The day happened to be Sunday, and therefore the workmen were absent.
Carley had the place to herself. How the half-completed house mocked
her! She could not bear to look at it. What use could she make of it
now? Flo Hutter had become the working comrade of Glenn Kilbourne, the
mistress of his cabin. She was his wife and she would be the mother of
his children.
That thought gave birth to the darkest hour of Carley Burch's life. She
became possessed as by a thousand devils. She became merely a female
robbed of her mate. Reason was not in her, nor charity, nor justice.
All that was abnormal in human nature seemed coalesced in her, dominant,
passionate, savage, terrible. She hated with an incredible and insane
ferocity. In the seclusion of her tent, crouched on her bed, silent,
locked, motionless, she yet was the embodiment of all terrible strife
and storm in nature. Her heart was a maelstrom and would have whirled
and sucked down to hell all the beings that were men. Her soul was
a bottomless gulf, filled with the gales and the fires of jealousy,
superhuman to destroy.
That fury consumed all her remaining strength, and from the relapse she
sank to sleep.
Morning brought the inevitable reaction. However long her other
struggles, this monumental and final one would be brief. She realized
that, yet was unable to understand how it could be possible, unless
shock or death or mental aberration ended the fight. An eternity of
emotion lay back between this awakening of intelligence and the hour of
her fall into the clutches of primitive passion.

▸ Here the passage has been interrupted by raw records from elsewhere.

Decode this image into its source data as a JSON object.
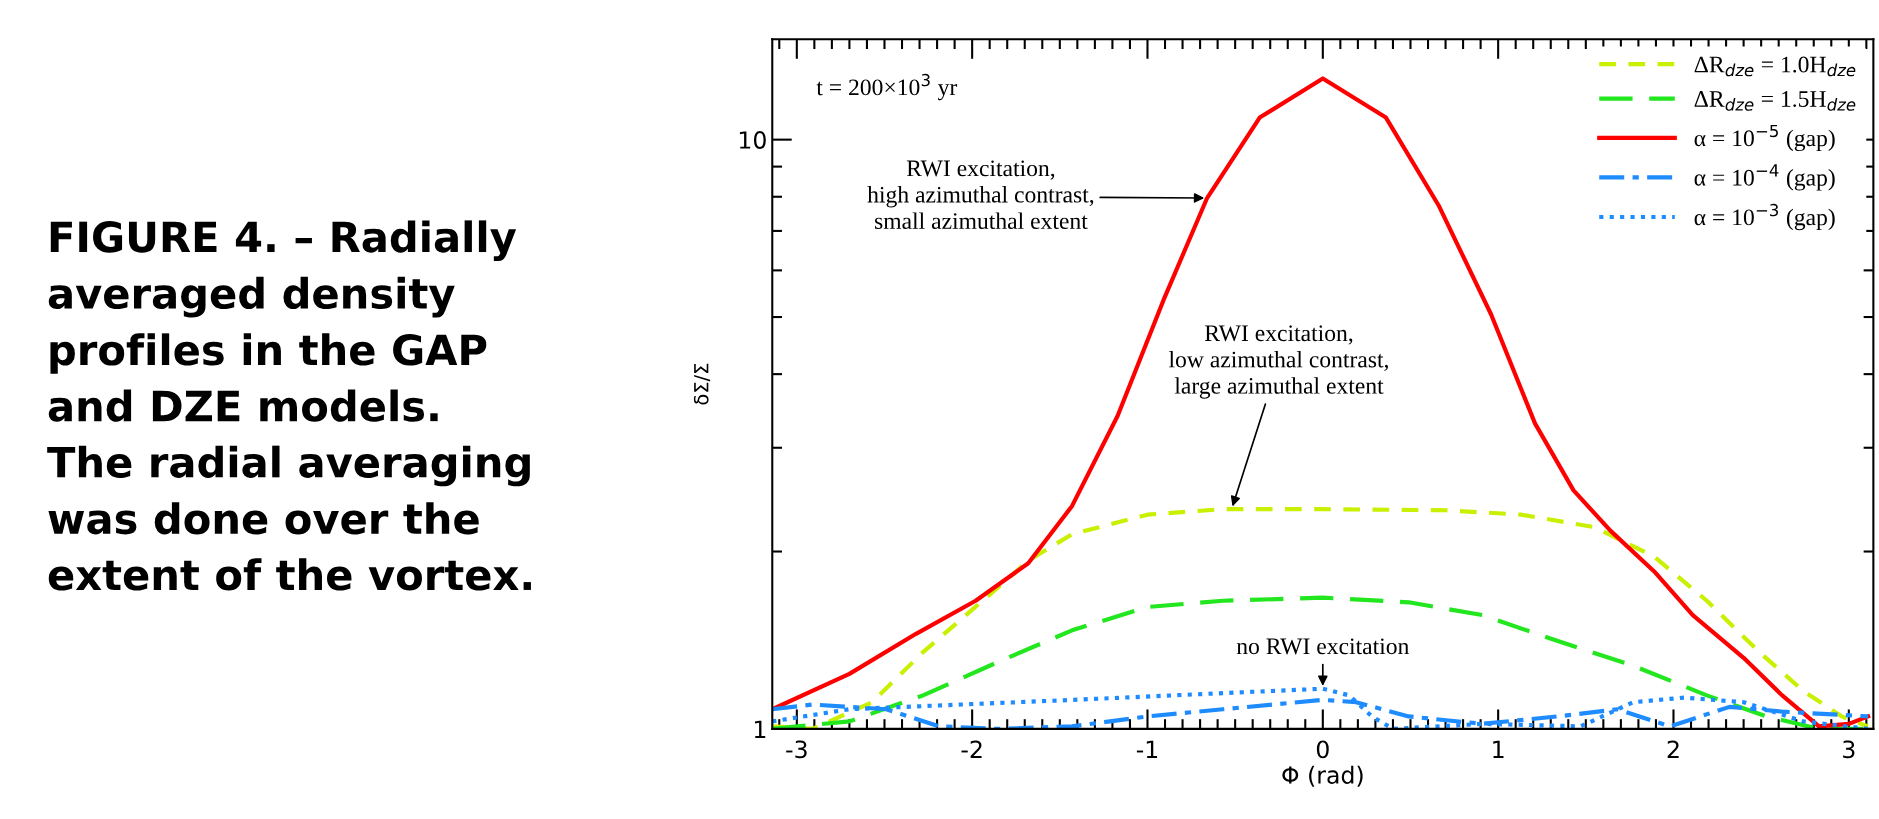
{
  "chart_data": {
    "type": "line",
    "xlabel": "Φ (rad)",
    "ylabel": "δΣ/Σ",
    "log": "y",
    "xlim": [
      -3.14,
      3.14
    ],
    "xticks": [
      -3,
      -2,
      -1,
      0,
      1,
      2,
      3
    ],
    "ylim": [
      1,
      14.8
    ],
    "yticks": [
      1,
      10
    ],
    "grid": false,
    "legend": "top right",
    "series": [
      {
        "name": "ΔR$_{dze}$ = 1.0H$_{dze}$",
        "color": "#c8f000",
        "line_style": "dashed",
        "x": [
          -3.14,
          -2.91,
          -2.57,
          -2.28,
          -1.94,
          -1.68,
          -1.43,
          -1.0,
          -0.57,
          0,
          0.7,
          1.13,
          1.55,
          1.89,
          2.19,
          2.49,
          2.74,
          2.96,
          3.11
        ],
        "values": [
          1.01,
          1.0,
          1.11,
          1.35,
          1.65,
          1.93,
          2.14,
          2.31,
          2.36,
          2.36,
          2.35,
          2.31,
          2.2,
          1.96,
          1.65,
          1.35,
          1.16,
          1.05,
          1.01
        ]
      },
      {
        "name": "ΔR$_{dze}$ = 1.5H$_{dze}$",
        "color": "#22e61e",
        "line_style": "longdash",
        "x": [
          -3.14,
          -2.7,
          -2.28,
          -1.85,
          -1.43,
          -1.0,
          -0.57,
          0,
          0.49,
          0.91,
          1.34,
          1.77,
          2.19,
          2.53,
          2.83,
          3.14
        ],
        "values": [
          1.0,
          1.03,
          1.14,
          1.3,
          1.47,
          1.61,
          1.65,
          1.67,
          1.64,
          1.56,
          1.41,
          1.28,
          1.14,
          1.05,
          1.0,
          1.0
        ]
      },
      {
        "name": "α = 10$^{−5}$ (gap)",
        "color": "#ff0000",
        "line_style": "solid",
        "x": [
          -3.14,
          -2.7,
          -2.32,
          -1.98,
          -1.68,
          -1.43,
          -1.17,
          -0.91,
          -0.66,
          -0.36,
          0,
          0.36,
          0.66,
          0.96,
          1.21,
          1.43,
          1.64,
          1.89,
          2.11,
          2.4,
          2.62,
          2.83,
          3.0,
          3.11
        ],
        "values": [
          1.08,
          1.24,
          1.45,
          1.65,
          1.91,
          2.39,
          3.4,
          5.33,
          7.96,
          10.9,
          12.7,
          10.9,
          7.74,
          5.05,
          3.3,
          2.54,
          2.17,
          1.85,
          1.56,
          1.32,
          1.14,
          1.01,
          1.02,
          1.05
        ]
      },
      {
        "name": "α = 10$^{−4}$ (gap)",
        "color": "#1e8cff",
        "line_style": "dashdot",
        "x": [
          -3.14,
          -2.91,
          -2.49,
          -2.19,
          -1.85,
          -1.43,
          -1.0,
          -0.57,
          0,
          0.19,
          0.49,
          0.91,
          1.34,
          1.68,
          1.98,
          2.32,
          2.62,
          3.11
        ],
        "values": [
          1.08,
          1.1,
          1.08,
          1.01,
          1.0,
          1.01,
          1.05,
          1.08,
          1.12,
          1.11,
          1.05,
          1.02,
          1.05,
          1.08,
          1.01,
          1.09,
          1.07,
          1.05
        ]
      },
      {
        "name": "α = 10$^{−3}$ (gap)",
        "color": "#1e8cff",
        "line_style": "dotted",
        "x": [
          -3.14,
          -2.7,
          -2.06,
          -1.43,
          -0.57,
          0,
          0.15,
          0.28,
          0.4,
          0.91,
          1.47,
          1.77,
          2.06,
          2.4,
          2.74,
          3.11
        ],
        "values": [
          1.03,
          1.08,
          1.1,
          1.12,
          1.15,
          1.17,
          1.14,
          1.05,
          1.0,
          1.02,
          1.01,
          1.11,
          1.13,
          1.11,
          1.03,
          1.0
        ]
      }
    ],
    "annotations": [
      "t = 200×10$^{3}$ yr",
      {
        "text": "RWI excitation,\nhigh azimuthal contrast,\nsmall azimuthal extent",
        "x": -0.66,
        "y": 7.96
      },
      {
        "text": "RWI excitation,\nlow azimuthal contrast,\nlarge azimuthal extent",
        "x": -0.52,
        "y": 2.36
      },
      {
        "text": "no RWI excitation",
        "x": 0,
        "y": 1.17
      },
      "FIGURE 4. – Radially\naveraged density\nprofiles in the GAP\nand DZE models.\nThe radial averaging\nwas done over the\nextent of the vortex."
    ]
  }
}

That morning she faced herself in the mirror and asked, "Now--what do I
owe you?" It was not her voice that answered. It was beyond her. But
it said: "Go on! You are cut adrift. You are alone. You owe none but
yourself!... Go on! Not backward--not to the depths--but up--upward!"
She shuddered at such a decree. How impossible for her! All animal, all
woman, all emotion, how could she live on the cold, pure heights? Yet
she owed something intangible and inscrutable to herself. Was it the
thing that woman lacked physically, yet contained hidden in her soul?
An element of eternal spirit to rise! Because of heartbreak and ruin
and irreparable loss must she fall? Was loss of love and husband and
children only a test? The present hour would be swallowed in the sum of
life's trials. She could not go back. She would not go down. There was
wrenched from her tried and sore heart an unalterable and unquenchable
decision--to make her own soul prove the evolution of woman. Vessel of
blood and flesh she might be, doomed by nature to the reproduction of
her kind, but she had in her the supreme spirit and power to carry on
the progress of the ages--the climb of woman out of the darkness.